Paris-based Nexans, the second-largest cable maker after Italy’s Prysmian SpA, is bracing for an slowdown induced by Europe’s sovereign debt crisis. That’s after growth was held back in the first half by turmoil in the Middle East and fighting in Libya that delayed contracts and interrupted work.
Vincent reiterated Nexans’s annual target for organic revenue growth in the range of 5 percent to 7 percent, as like- for-like sales grew 3.9 percent in the third quarter. He’s seeking an operating margin of about 5.5 percent in 2011, up from 4.8 percent in 2010.
“If there was to be a change in trends, which is always possible as mentioned by some companies, that would become a problem for 2012, not for 2011,” Vincent said. “We forecast to end the year in the same line as in the third quarter.”
Deliveries of harnesses to carmakers show no sign of slowdown, as German automotive customers remain “very positive,” the CEO said. Sales to German and Italian machine- tool makers grew strongly in the third quarter, and demand from Korean shipmakers picked up, Vincent said.

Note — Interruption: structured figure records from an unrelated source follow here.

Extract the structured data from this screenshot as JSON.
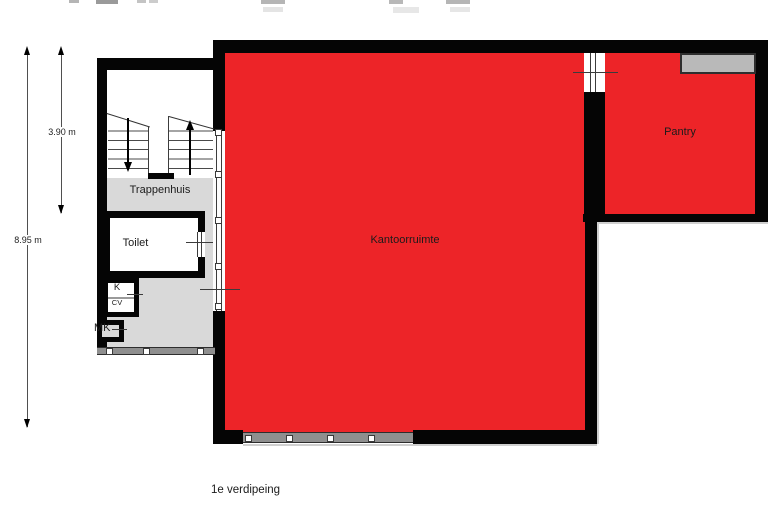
{
  "caption": "1e verdipeing",
  "rooms": {
    "stairwell": {
      "label": "Trappenhuis"
    },
    "toilet": {
      "label": "Toilet"
    },
    "closet_k": {
      "label": "K"
    },
    "closet_cv": {
      "label": "CV"
    },
    "closet_mk": {
      "label": "MK"
    },
    "office": {
      "label": "Kantoorruimte"
    },
    "pantry": {
      "label": "Pantry"
    }
  },
  "dimensions": {
    "total_height": "8.95 m",
    "stair_section": "3.90 m"
  },
  "palette": {
    "room_red": "#ed2428",
    "hall_gray": "#d9d9d9",
    "counter_gray": "#b9b9b9",
    "wall_black": "#050505",
    "line_dark": "#3c3c3c",
    "band_gray": "#8f8f8f"
  }
}
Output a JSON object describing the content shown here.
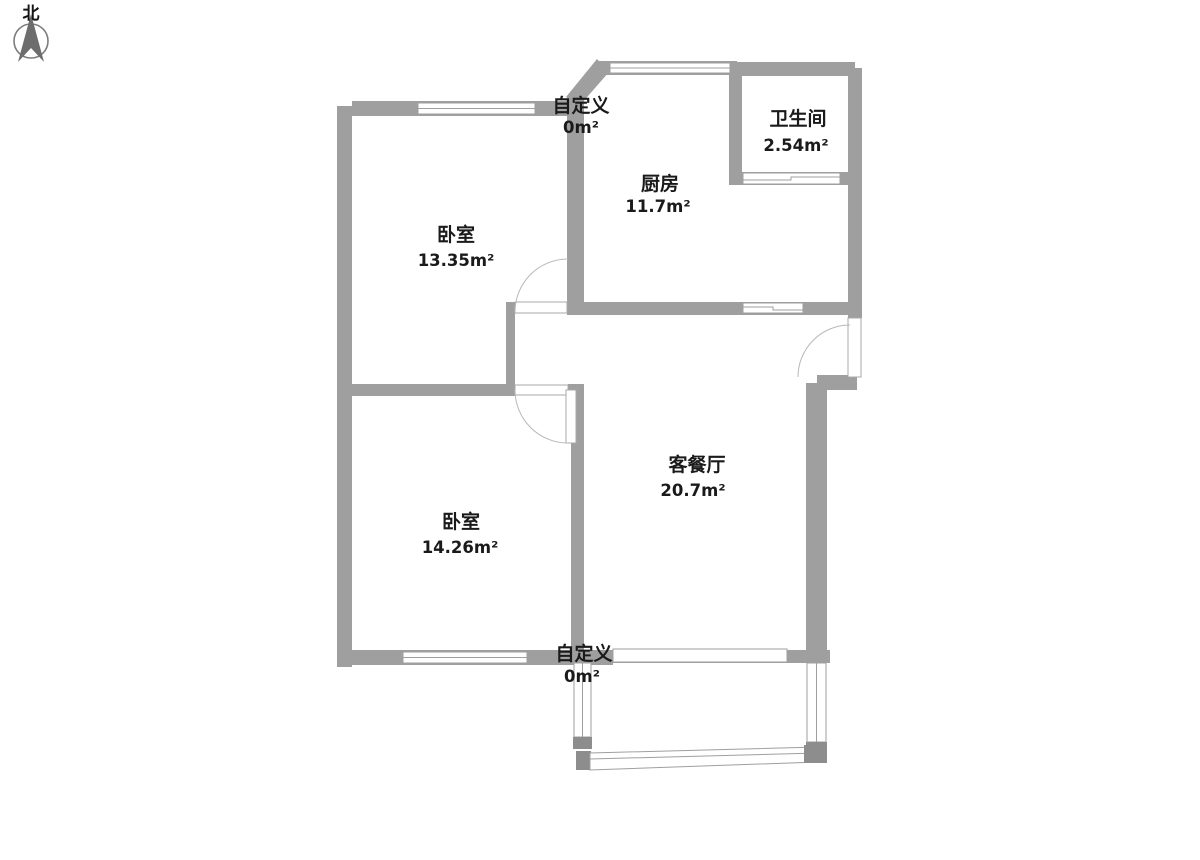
{
  "compass": {
    "label": "北"
  },
  "rooms": [
    {
      "id": "custom-top",
      "name": "自定义",
      "area": "0m²"
    },
    {
      "id": "kitchen",
      "name": "厨房",
      "area": "11.7m²"
    },
    {
      "id": "bathroom",
      "name": "卫生间",
      "area": "2.54m²"
    },
    {
      "id": "bedroom-north",
      "name": "卧室",
      "area": "13.35m²"
    },
    {
      "id": "living-dining",
      "name": "客餐厅",
      "area": "20.7m²"
    },
    {
      "id": "bedroom-south",
      "name": "卧室",
      "area": "14.26m²"
    },
    {
      "id": "custom-bottom",
      "name": "自定义",
      "area": "0m²"
    }
  ],
  "colors": {
    "wall": "#9f9f9f",
    "wall_dark": "#8d8d8d",
    "door_arc": "#b8b8b8",
    "text": "#1a1a1a",
    "background": "#ffffff"
  }
}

Demand from construction companies in Canada, Australia, France and Northern Europe advanced and “showed no pressure on prices, nor on margins,” he said.
High-voltage cable sales in the Gulf are “slowly picking up,” and sales in Libya should resume in 2012, the CEO said. Sales of undersea cables in 2011 won’t grow as much as previously expected because of delays in deliveries that will slip into 2012, he said, adding that the backlog in submarine cable remains “as strong” as before.
Markets such as energy infrastructures will continue to grow in 2012, regardless of a economic slowdown, Vincent said, adding that it’s too early to make a forecast for the company as a whole.
“There will probably be tensions on access to credit,” the CEO said. “Access to credit isn’t an issue for Nexans today, given its risk profile.”
He reiterated that the company plans to trim its net debt to about 300 million euros ($415 million) by the end of the year, from 366 million euros at the end of June.